Max Slevogt, der ein begnadeter Illustrator von literarischen Texten (Goethes Faust I und II) und auch Partituren (Randzeichnungen zu Mozarts Zauberflöte-Handschrift) war, ist in Apolda mit einigen bedeutenden Ölbildern zu erleben. Hervorhebenswert sind „Steinbruch bei Albersweiler“ und „Sonnenuntergang bei Godramstein“ (beide 1913). Letzteres ist die konsequente Fortsetzung von Slevogts autonomer Landschaftsmalerei, die sich bereits 1898 mit dem expressiv anmutenden Ölbild „Blick vom Atelier, Wolkenstudie“ ankündigte.
Ein eigener Raum ist Max Liebermanns Garten am Wannsee gewidmet. Ein Refugium, in dem er immer wieder Motive für seine Kunst fand. Allein fünf Ölgemälde bezeugen das in Apolda. Das eindrucksvollste ist „Die Blumenterrasse am Wannseegarten nach Norden“ von 1928. Mag der Impressionismus zu diesem Zeitpunkt schon längst Kunstgeschichte gewesen sein, so ist dieses Bild in seiner Formenauflösung ein spätes impressionistisches Feuerwerk.
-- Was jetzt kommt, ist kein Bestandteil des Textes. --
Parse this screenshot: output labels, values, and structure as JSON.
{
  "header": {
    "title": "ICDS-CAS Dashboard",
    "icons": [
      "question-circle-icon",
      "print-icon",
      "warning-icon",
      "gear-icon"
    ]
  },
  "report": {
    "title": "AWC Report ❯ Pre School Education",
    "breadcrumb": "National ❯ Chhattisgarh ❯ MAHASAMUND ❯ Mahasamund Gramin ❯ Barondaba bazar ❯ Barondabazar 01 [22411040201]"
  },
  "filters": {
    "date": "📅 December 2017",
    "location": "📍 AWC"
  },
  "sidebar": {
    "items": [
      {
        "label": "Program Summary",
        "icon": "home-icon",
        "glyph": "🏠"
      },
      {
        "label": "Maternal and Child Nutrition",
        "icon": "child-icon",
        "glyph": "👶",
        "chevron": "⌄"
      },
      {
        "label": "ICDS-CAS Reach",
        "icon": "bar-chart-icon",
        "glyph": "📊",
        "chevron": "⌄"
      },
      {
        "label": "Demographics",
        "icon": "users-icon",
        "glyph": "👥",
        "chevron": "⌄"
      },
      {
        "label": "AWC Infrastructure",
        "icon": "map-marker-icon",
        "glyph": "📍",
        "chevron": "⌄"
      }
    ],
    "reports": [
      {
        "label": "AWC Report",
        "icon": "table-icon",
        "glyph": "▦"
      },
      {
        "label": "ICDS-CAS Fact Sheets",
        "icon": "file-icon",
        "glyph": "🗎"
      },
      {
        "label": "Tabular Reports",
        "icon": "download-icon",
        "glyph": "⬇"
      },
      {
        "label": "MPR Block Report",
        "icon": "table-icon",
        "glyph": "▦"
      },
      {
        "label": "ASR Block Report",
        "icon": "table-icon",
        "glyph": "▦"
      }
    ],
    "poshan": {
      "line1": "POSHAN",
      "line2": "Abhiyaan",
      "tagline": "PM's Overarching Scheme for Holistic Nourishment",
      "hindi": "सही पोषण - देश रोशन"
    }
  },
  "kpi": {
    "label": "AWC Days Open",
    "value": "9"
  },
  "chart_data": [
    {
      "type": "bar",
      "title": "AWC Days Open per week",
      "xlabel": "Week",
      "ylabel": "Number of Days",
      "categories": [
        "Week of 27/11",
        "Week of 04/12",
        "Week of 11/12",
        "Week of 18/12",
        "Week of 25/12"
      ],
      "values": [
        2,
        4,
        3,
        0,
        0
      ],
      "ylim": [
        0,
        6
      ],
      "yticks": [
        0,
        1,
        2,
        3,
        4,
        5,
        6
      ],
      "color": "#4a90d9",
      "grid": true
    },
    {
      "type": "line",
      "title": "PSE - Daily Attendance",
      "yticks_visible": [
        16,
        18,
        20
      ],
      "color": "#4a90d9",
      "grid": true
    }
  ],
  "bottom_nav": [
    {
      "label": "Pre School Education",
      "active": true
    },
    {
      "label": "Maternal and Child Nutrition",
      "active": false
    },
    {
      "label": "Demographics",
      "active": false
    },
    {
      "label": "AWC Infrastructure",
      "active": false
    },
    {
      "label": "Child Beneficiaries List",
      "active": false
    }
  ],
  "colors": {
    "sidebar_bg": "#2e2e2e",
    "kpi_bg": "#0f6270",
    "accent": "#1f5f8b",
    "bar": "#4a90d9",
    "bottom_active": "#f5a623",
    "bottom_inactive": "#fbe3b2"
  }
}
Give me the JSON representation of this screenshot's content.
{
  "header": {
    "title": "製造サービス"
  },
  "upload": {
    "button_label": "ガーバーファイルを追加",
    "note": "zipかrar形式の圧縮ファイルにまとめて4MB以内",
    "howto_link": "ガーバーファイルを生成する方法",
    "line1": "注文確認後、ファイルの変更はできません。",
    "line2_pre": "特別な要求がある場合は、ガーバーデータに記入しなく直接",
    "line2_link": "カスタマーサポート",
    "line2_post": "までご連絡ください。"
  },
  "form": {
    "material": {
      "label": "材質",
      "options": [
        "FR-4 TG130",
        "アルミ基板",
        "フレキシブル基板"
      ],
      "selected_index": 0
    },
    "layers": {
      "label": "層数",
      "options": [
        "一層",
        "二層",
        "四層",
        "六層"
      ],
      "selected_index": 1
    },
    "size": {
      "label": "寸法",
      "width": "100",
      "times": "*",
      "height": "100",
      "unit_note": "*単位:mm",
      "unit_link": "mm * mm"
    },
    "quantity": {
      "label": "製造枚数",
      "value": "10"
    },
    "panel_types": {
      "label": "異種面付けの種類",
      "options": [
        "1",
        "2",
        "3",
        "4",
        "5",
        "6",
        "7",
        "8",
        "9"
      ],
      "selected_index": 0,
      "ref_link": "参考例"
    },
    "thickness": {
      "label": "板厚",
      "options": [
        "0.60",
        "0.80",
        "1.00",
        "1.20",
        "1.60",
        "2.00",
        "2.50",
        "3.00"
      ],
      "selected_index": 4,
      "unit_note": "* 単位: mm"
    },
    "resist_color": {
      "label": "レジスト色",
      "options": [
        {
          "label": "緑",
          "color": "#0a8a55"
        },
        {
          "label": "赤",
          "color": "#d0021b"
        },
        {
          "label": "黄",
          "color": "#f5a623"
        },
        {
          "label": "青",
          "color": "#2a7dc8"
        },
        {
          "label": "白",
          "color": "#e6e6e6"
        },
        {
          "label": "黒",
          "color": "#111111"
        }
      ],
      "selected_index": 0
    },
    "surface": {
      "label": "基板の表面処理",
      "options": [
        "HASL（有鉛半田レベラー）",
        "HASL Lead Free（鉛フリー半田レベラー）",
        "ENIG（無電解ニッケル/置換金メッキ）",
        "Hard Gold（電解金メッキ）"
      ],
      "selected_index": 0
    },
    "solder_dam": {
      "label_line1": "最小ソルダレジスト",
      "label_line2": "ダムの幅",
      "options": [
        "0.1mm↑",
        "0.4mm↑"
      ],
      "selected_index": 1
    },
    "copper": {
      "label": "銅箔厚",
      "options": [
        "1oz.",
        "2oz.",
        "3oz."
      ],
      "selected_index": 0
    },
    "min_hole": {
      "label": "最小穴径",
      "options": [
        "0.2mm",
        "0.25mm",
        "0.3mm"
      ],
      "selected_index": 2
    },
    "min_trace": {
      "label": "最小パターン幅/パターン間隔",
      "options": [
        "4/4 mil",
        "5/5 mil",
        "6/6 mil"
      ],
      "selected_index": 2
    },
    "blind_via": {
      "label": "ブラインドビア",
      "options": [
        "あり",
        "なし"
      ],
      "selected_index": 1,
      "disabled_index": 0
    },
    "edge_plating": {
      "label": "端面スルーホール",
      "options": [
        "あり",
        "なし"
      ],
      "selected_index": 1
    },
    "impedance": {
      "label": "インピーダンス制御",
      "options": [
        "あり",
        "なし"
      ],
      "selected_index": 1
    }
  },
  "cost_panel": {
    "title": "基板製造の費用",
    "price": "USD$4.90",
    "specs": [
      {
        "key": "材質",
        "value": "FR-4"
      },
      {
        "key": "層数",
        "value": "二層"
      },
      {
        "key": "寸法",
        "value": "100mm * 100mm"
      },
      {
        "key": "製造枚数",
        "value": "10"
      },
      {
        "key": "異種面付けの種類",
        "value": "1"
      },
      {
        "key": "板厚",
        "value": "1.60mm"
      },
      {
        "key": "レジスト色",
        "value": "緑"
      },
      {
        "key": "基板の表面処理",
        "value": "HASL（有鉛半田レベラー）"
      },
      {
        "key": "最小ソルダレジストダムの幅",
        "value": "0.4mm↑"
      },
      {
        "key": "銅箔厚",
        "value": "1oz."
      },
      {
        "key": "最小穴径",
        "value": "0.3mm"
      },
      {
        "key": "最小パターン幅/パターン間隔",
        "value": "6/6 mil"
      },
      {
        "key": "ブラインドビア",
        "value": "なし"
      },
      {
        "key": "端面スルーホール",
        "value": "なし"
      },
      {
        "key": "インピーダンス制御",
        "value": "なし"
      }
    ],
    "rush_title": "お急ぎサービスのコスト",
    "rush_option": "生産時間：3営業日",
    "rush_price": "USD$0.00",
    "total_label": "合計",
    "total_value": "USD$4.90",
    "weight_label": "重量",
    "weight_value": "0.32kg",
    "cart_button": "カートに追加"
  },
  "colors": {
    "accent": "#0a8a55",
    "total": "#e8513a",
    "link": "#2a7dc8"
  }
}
Durch Liebermanns pastosen Farbauftrag sowie den dynamischen und nach rechts geführten Pinselstrich wirkt es, als tobe ein Orkan durch die Szene. Über das Liebermannsche Anwesen am Haussee der Berliner ist im Dachkabinett des Kunsthauses übrigens Näheres zu erfahren.
Die Ausstellung wird im Anschluss in Aschaffenburg gezeigt. So mag sich erklären, dass der Katalog mehr Werke der drei Künstler enthält, als in Apolda noch bis 18. Dezember zu sehen sind. Man wird dem Kunsthaus attestieren können, dass ihm mit „Reiselust und Sinnesfreude“ auch zum Abschluss des facettenreichen Ausstellungsjahres wieder Großartiges gelungen ist. Und 2012 kann man sich in Apolda schon auf William Turner und Wilhelm Lehmbruck freuen.

Reiselust und Sinnesfreude: Corinth, Liebermann, Slevogt. Kunsthaus Apolda Avantgarde bis 18. Dezember 2011, Bahnhofstraße 42, 99510 Apolda, dienstags bis sonntags von 10 bis 18 Uhr. Der Katalog kostet 19 Euro. Weitere Informationen unter www.kunsthausapolda.de.